Friday, January 17, 2014

Done with Downton

The ending of Downton Abbey's episode 2 did it for me last Sunday night. I had given Downton another chance, after threatening to not tune in at all this season due to the sloppy, implausible, and horrid death of Matthew at the very end of Season 3. But I missed my Downton friends. So when January rolled around, I turned on the premier with hopes that the writing had taken in energy and creativity over the break and we would be back on track with sensitive scripts and credible situations in the big house. 

The 2-hour opener was slow and labored. Nothing much of anything happened. Ah, but wait--Fellowes was just pulling us quietly along only to hit us with a sledge hammer the next week. 

It seems to me that the writer has run out of ideas for conflict or other elements of plot interest and is resorting again to the cheapest devices in all fiction. With poor Matthew, it was an utterly unbelievable fatal auto accident just as a rosy life with Mary and the baby-to-be are ahead of him. Now the audience abuse continues as Fellowes plays the rape card, and with probably the most lovable female character in the cast, Anna.

Violent rape is not a plot component that viewers of Downton, for the most part, count on seeing as part of the sophisticated story they have come to love. I for one don't watch "CSI," for example, because the ugly headlines of the daily news are sorrowing enough--I don't seek such tragedy in my entertainment.

Secondly, the rape was, again, implausible. Surely some aristocrats took shameful advantage of their maids, but those "gentlemen" had impunity. A fellow servant would not.
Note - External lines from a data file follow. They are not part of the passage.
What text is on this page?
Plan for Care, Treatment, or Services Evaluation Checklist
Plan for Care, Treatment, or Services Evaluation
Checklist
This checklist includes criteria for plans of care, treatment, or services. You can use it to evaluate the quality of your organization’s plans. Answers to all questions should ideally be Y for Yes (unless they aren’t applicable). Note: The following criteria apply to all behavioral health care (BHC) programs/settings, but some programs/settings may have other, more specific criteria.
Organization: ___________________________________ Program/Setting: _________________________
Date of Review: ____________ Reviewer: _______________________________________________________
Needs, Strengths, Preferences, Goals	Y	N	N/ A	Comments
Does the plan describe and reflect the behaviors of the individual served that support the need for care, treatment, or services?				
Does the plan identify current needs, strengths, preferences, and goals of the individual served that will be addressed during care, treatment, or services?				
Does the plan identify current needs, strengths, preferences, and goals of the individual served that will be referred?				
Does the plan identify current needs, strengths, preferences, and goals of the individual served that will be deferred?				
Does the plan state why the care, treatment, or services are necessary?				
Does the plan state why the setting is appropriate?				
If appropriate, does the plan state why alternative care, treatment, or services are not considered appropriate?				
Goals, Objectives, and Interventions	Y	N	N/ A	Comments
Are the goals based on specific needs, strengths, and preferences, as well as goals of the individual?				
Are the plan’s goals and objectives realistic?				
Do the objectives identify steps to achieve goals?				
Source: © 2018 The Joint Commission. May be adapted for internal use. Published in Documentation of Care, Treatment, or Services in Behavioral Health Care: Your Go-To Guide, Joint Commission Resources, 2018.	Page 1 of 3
Anna's attacker would have been out of a career as word leaked out--as it surely would--and punished summarily. And why would he have picked a self-possessed, married woman to attack? 

I am now downright afraid of what might be lurking in next week's script, and the ones after that. So I am saying good-bye to my Downton friends, sadly, in order to protect myself. They themselves need to band together, I should say, to protect themselves from the reckless pen of their creator. What a shame.